Michael V. Mirkin, City University of New York (Queens College)
During the report year, we carried out fundamental studies of metal cluster deposition at nanometer-sized electrodes. The combination of nanoelectrode electrochemistry with atomic force microscopy (AFM) allowed us to investigate the mechanism of these processes that would not be accessible by larger electrochemical probes. The methodology was developed for AFM imaging of a nanoelectrodes in air and in solution can provide detailed information about its geometry and surface reactivity that would be hard to obtain by any other technique.1 This information is essential for reliable interpretation of nanoelectrochemical experimental data.2 The nanoelectrodes characterized by AFM are not damaged; they can be employed in electrochemical experiments and as SECM probes. In this way, one can monitor in situ the formation of nanoscale surface structures during electrochemical experiments, including nucleation/growth of metal nanoclusters.
Three-dimensional nucleation and growth on active surface sites are fundamentally important initial stages of electrodeposition of metals.3 Electrochemical studies of these processes are greatly complicated by the formation of multiple crystals interacting with each other.4 We investigated Ag electrodeposition on the surface of well-characterized, nanometer-sized Pt electrodes and measured the nucleation/growth kinetics of individual Ag crystals by combination of nanoelectrochemistry and AFM. Basic parameters, including the number of surface active sites, the kinetic time lag, and the number of growing nuclei, were directly accessed from current transients and in-situ AFM imaging.5
The existence of a single nucleation site on the surface of a 50 nm electrode persisting through several deposition/stripping cycles has been demonstrated. Two active sites can exist on the surface of a larger (e.g., 200 nm) electrode, so that metal crystals can form on either of them or on both of them in the same nucleation experiment. The kinetic time lag at nanoelectrodes was much shorter than could be expected from previous nucleation experiments at larger electrodes, indicating that the nucleation rate may be faster than the values reported in earlier studies. The growth of a nm-sized Ag nucleus was shown to be diffusion-controlled and to follow the classical theory over four orders of magnitude in time. The developed approach should also be useful for studying the effects of deposition conditions on the geometry of growing metal clusters and nanoparticles, monitoring the formation of dendrites, and addressing other practically important issues. The first practical application was fabrication of nanoelectrochemical sensors under the AFM control.6
The PRF support enabled us to start this new project. One undergraduate student, one PhD student and two postdoctoral fellows involved in this research learned a great deal about nanoelectrochemistry and scanning probe microscopy. We are currently applying for federal grants to further develop this new area of our research.

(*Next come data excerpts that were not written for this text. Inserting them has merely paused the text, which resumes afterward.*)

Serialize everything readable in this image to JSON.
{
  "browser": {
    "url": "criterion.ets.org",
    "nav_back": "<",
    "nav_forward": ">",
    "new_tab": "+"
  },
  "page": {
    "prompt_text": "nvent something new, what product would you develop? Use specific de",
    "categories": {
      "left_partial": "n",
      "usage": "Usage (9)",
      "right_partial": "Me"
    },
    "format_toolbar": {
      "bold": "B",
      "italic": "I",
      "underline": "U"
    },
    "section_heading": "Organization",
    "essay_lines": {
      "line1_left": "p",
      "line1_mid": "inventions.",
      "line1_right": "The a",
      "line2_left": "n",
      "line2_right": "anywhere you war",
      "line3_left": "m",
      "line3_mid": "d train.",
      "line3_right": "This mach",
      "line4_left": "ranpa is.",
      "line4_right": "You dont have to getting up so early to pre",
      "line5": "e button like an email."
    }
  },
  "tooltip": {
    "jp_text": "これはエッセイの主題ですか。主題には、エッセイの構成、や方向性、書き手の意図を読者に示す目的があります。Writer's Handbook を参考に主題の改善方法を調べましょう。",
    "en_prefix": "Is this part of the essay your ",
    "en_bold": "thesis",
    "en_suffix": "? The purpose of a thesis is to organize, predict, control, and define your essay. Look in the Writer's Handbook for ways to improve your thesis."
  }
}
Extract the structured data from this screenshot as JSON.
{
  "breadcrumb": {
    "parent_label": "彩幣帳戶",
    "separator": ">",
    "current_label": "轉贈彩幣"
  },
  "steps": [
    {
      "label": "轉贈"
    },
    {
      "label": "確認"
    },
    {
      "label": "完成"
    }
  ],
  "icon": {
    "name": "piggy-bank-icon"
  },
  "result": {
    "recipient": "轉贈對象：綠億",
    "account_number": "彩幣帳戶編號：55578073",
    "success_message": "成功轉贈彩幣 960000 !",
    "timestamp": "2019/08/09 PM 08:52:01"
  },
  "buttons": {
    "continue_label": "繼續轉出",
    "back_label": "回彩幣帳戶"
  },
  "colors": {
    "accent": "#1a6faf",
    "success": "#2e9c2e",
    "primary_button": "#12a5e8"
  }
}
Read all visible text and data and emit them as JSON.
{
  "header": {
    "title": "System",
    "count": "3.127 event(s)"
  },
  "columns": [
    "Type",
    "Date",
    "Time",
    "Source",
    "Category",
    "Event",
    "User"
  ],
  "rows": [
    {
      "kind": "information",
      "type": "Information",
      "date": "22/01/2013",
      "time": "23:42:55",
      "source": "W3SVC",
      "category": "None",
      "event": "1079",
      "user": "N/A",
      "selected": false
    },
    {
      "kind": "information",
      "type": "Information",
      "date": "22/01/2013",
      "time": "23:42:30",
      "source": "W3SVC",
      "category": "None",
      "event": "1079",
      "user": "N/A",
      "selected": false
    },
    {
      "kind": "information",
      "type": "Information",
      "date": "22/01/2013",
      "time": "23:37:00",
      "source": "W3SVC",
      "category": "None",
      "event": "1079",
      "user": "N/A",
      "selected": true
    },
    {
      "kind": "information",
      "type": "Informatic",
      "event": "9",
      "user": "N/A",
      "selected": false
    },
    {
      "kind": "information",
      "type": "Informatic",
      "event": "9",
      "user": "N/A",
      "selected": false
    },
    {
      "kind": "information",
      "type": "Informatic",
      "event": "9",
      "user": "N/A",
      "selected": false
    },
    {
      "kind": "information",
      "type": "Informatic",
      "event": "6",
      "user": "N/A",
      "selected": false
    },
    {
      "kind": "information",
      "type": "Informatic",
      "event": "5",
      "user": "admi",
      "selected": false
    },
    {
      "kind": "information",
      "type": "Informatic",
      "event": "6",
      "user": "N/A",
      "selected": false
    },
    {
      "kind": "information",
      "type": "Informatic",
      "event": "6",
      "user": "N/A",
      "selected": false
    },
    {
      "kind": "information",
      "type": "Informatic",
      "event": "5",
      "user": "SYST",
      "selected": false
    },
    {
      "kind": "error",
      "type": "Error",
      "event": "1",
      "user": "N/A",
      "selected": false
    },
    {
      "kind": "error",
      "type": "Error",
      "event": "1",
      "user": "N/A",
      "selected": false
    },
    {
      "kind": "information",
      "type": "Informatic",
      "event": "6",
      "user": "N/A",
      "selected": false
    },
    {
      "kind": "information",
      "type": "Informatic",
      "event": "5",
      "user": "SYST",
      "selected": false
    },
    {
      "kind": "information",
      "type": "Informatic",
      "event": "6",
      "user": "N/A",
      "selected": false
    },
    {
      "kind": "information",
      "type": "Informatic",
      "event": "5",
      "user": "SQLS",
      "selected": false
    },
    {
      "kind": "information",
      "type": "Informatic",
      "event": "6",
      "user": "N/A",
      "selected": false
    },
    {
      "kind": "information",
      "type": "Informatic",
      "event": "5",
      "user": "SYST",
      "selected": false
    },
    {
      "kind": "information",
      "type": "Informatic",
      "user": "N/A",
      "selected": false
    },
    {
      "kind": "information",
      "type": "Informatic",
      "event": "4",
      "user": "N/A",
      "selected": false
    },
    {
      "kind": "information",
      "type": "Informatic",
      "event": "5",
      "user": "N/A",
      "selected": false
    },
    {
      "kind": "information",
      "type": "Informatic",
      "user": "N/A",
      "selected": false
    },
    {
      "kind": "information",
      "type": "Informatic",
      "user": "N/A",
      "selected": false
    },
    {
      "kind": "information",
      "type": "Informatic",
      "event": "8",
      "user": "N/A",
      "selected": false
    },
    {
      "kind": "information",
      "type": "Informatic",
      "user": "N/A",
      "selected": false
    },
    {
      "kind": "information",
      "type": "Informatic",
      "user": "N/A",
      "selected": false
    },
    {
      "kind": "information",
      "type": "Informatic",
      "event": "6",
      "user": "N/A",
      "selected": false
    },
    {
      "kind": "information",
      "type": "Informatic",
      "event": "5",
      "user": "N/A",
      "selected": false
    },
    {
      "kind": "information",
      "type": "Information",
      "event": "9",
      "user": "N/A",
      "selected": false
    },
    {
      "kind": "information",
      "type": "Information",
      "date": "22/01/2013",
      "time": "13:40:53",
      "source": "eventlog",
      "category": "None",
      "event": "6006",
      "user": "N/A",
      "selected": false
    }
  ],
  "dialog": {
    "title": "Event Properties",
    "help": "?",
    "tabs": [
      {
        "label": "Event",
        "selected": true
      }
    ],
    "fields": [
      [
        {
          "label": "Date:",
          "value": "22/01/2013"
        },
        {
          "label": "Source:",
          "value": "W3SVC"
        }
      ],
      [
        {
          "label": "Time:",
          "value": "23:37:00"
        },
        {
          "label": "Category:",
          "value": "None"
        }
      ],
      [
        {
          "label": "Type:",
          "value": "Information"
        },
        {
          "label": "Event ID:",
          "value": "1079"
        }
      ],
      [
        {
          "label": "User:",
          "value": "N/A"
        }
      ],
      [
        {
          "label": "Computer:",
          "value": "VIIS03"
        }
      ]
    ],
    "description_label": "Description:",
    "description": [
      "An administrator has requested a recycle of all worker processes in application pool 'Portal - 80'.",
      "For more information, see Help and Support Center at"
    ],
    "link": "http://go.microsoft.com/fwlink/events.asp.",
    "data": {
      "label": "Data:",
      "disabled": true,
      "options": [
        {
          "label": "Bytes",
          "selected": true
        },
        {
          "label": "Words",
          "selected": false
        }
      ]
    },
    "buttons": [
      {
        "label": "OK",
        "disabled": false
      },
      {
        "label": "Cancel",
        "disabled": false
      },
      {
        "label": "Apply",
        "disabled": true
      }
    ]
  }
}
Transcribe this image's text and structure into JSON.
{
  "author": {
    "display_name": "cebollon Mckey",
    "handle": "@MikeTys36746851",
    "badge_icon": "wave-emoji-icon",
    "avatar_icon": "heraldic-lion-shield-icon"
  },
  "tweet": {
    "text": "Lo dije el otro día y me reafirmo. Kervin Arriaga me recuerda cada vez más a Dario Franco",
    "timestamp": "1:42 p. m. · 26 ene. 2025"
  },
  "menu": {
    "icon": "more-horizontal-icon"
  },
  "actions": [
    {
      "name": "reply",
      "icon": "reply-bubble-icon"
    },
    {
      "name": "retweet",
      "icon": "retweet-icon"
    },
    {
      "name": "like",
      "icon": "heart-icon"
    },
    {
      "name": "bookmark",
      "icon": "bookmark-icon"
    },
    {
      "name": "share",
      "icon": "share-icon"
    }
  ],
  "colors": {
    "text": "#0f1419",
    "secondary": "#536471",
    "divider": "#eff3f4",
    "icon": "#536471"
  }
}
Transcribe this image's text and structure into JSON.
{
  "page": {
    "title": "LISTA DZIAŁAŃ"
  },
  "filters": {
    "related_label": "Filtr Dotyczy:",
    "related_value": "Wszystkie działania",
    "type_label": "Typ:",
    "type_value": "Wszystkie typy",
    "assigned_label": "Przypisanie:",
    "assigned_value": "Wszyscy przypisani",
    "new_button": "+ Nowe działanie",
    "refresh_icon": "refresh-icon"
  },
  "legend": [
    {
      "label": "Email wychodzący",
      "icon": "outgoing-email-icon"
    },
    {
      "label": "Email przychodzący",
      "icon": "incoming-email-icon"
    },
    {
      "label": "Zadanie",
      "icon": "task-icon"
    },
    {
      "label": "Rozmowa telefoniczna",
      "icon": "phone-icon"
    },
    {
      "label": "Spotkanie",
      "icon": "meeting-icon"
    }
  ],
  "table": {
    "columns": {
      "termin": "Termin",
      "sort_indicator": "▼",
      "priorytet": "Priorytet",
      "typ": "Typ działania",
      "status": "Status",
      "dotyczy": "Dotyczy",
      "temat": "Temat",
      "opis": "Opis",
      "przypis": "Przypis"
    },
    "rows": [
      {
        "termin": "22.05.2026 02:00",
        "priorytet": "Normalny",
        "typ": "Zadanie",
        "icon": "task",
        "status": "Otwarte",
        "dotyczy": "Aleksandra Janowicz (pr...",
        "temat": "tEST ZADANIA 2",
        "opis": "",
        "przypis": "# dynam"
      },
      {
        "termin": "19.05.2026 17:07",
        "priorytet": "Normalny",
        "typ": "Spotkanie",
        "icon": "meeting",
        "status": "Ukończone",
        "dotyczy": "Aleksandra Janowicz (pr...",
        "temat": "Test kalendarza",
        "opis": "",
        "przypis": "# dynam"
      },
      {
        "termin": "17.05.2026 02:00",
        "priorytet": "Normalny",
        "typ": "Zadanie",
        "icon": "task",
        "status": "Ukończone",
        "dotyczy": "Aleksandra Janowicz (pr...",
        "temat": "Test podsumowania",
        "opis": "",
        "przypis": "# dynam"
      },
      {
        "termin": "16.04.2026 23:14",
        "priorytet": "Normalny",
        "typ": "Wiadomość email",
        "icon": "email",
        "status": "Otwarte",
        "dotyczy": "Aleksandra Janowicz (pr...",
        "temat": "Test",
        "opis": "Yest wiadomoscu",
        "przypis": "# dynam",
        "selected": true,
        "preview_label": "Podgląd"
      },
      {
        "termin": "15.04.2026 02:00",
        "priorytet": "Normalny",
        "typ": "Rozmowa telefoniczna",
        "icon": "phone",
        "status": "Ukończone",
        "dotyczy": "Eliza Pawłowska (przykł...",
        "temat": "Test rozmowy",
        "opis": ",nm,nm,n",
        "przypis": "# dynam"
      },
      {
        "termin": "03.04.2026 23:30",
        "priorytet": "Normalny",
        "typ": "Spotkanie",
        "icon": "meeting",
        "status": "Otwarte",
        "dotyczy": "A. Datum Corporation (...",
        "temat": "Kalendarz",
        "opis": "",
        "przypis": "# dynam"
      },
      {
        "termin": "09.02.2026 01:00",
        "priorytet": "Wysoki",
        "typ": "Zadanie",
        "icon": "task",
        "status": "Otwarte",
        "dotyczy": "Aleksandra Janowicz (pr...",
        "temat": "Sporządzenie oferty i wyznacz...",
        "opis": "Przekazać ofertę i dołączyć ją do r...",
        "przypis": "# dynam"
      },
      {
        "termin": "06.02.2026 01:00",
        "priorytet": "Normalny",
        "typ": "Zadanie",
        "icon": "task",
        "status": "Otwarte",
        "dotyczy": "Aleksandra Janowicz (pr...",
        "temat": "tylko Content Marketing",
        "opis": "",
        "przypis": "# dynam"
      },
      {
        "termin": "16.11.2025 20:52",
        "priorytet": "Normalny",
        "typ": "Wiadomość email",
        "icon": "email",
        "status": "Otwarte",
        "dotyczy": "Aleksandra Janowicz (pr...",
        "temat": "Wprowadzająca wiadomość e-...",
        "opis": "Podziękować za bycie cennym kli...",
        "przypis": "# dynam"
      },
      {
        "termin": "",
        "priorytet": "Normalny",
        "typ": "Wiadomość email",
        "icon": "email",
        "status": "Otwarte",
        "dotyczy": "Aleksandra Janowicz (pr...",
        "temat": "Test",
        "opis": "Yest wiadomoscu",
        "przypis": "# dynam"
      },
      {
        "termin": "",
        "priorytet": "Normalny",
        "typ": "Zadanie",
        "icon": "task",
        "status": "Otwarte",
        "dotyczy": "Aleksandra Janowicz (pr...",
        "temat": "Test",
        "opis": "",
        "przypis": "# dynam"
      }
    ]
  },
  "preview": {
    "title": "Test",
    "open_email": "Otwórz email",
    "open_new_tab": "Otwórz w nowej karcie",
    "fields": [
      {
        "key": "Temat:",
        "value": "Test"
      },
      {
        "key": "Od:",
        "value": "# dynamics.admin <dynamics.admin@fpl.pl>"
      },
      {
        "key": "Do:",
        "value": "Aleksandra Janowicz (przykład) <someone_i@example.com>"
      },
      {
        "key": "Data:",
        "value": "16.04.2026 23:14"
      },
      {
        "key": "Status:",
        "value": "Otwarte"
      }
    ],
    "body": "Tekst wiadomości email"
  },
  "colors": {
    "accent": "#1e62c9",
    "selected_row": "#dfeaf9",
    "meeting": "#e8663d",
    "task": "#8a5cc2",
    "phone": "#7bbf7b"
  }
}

1. Nogala, W.; Velmurugan, J.; Mirkin, M. V. Anal. Chem. 2012, 84, 5192.
2. Murray, R. W. Chem. Rev. 2008, 108, 2688.
3. Milchev, A. Electrocrystallization: fundamentals of nucleation and growth, Kluwer, Boston, 2002.
4. Radisic, A.; Vereecken, P. M.; Hannon, J. B.; Searson, P. C.; Ross, F. M. Nano Lett. 2006, 6, 238.
5. Velmurugan,
J.; Noël, J.-M.; Nogala, W.; Mirkin, M. V.
Chem. Sci. 2012,
DOI: 10.1039/C2SC21005C.
6. Wang, Y.; Noël, J.-M.; Velmurugan, J.; Nogala, W.; Mirkin, M. V.; Lu, C.; Guille Collignon, M.; Lemaître, F.; Amatore, C. Proc. Nat. Acad. Sci. USA 2012, 109, 11534.